= Enciclomedia =

Enciclomedia was an online education program of the Secretaría de Educación Pública of Mexico. It was based on digital versions of 5th and 6th grade elementary textbooks.

It was the original idea of Dr. Felipe Bracho Carpizo in 1988 when he was the Director of Oriented Research of National Council of Science and Technology.

Dr. Bracho in the late 1980s requested the collaboration of the National Polytechnic Institute and with the help of Eliseo Steve Rodríguez Rodríguez, then a student of the Instituto Tecnológico Autónomo de México developed the first prototype. The collaboration resulted in the creation of a system called SARCRAD (initials of "Sistema de Administración de Recursos Conceptuales y de Referenciación Automática Difusa" or System of Administration of Conceptual Resources and Diffused Automatic Referenciation) by Rodríguez. Enciclomedia is based on SARCRAD, a system that complements lessons from the free textbooks provided by the federal government with videos, text, virtual visits, sounds and images.

Years later the National Pedagogic University, the National Autonomous University of Mexico, Infotec and the Secretary of Public Education built the prototype that later incorporated content from Encarta provided by Microsoft thanks to an existing collaboration agreement between the Secretary of Public Education and Microsoft. Later on the Coordination of Educational Information Technology of the ILCE (which is the responsible body for producing the free textbooks) integrated resources, activities and audiovisuals generated by projects such as Red Escolar, Biblioteca Digital, Sec 21, Sepiensa and material designed exclusively for Enciclomedia.
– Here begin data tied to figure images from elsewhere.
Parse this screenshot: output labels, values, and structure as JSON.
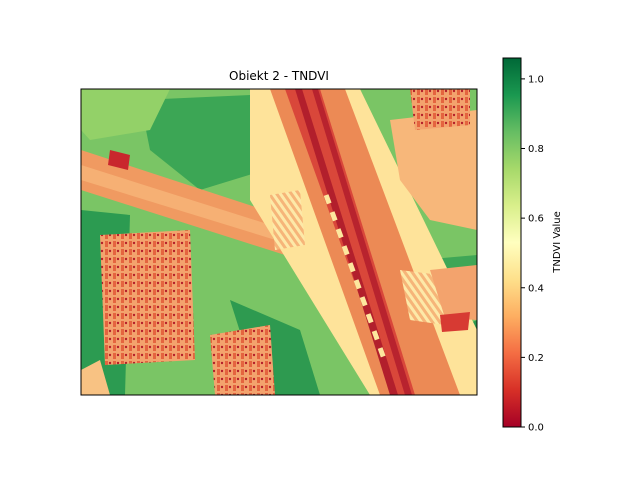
{
  "chart_data": {
    "type": "heatmap",
    "title": "Obiekt 2 - TNDVI",
    "colormap": "RdYlGn",
    "colorbar": {
      "label": "TNDVI Value",
      "range": [
        0.0,
        1.06
      ],
      "ticks": [
        0.0,
        0.2,
        0.4,
        0.6,
        0.8,
        1.0
      ],
      "tick_labels": [
        "0.0",
        "0.2",
        "0.4",
        "0.6",
        "0.8",
        "1.0"
      ]
    },
    "axes_visible": false
  }
}
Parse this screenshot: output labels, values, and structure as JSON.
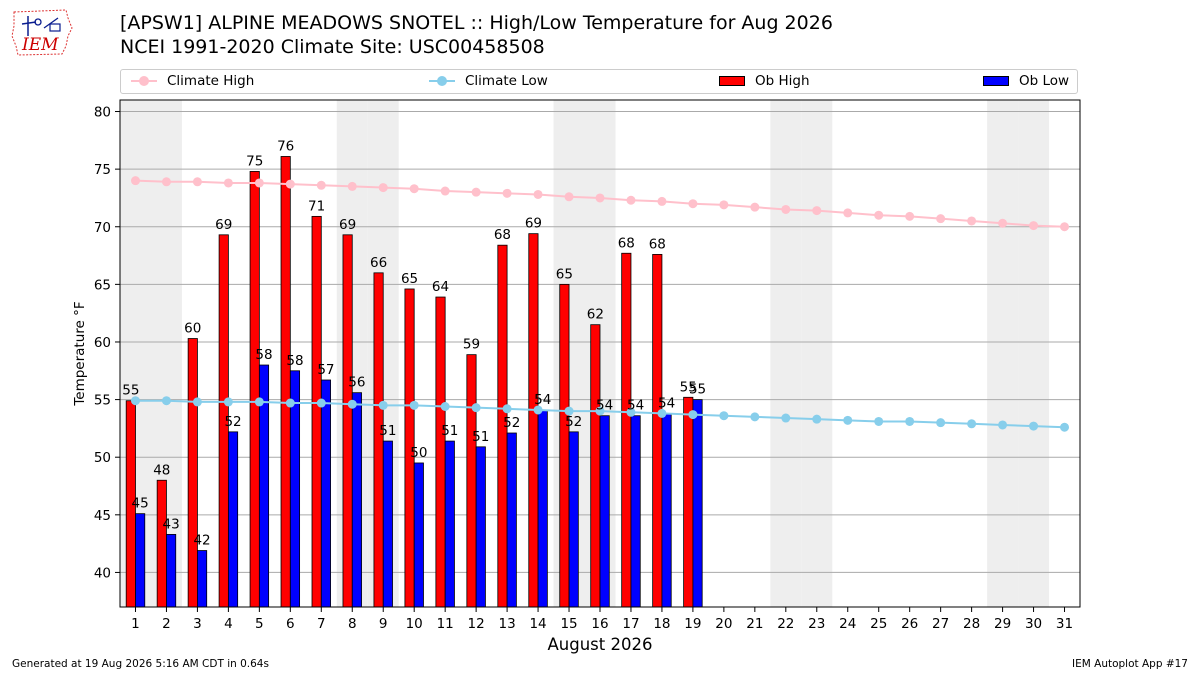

The program started in 2000. Between 2004 and 2008 it had a budget of $24,827 million Mexican pesos (roughly US$2.5 billion).

The Enciclomedia project was ultimately abandoned. The Mexican government had to pay continuing licensing fees to Microsoft for the core Encarta technology, the Mexican software development effort had added few new interactive functions, and the Mexican editorial development effort found that adding "digital objects" (new topics) was difficult compared to open projects like Wikipedia. A developer who tried to save the added editorial content in the open project 'Encicloabierta' (Open Encyclopedia) faced trial for misuse of "copyrighted materials".

In 2011, it was absorbed into the 'Digital Skills for All' program (Habilidades Digitales para Todos).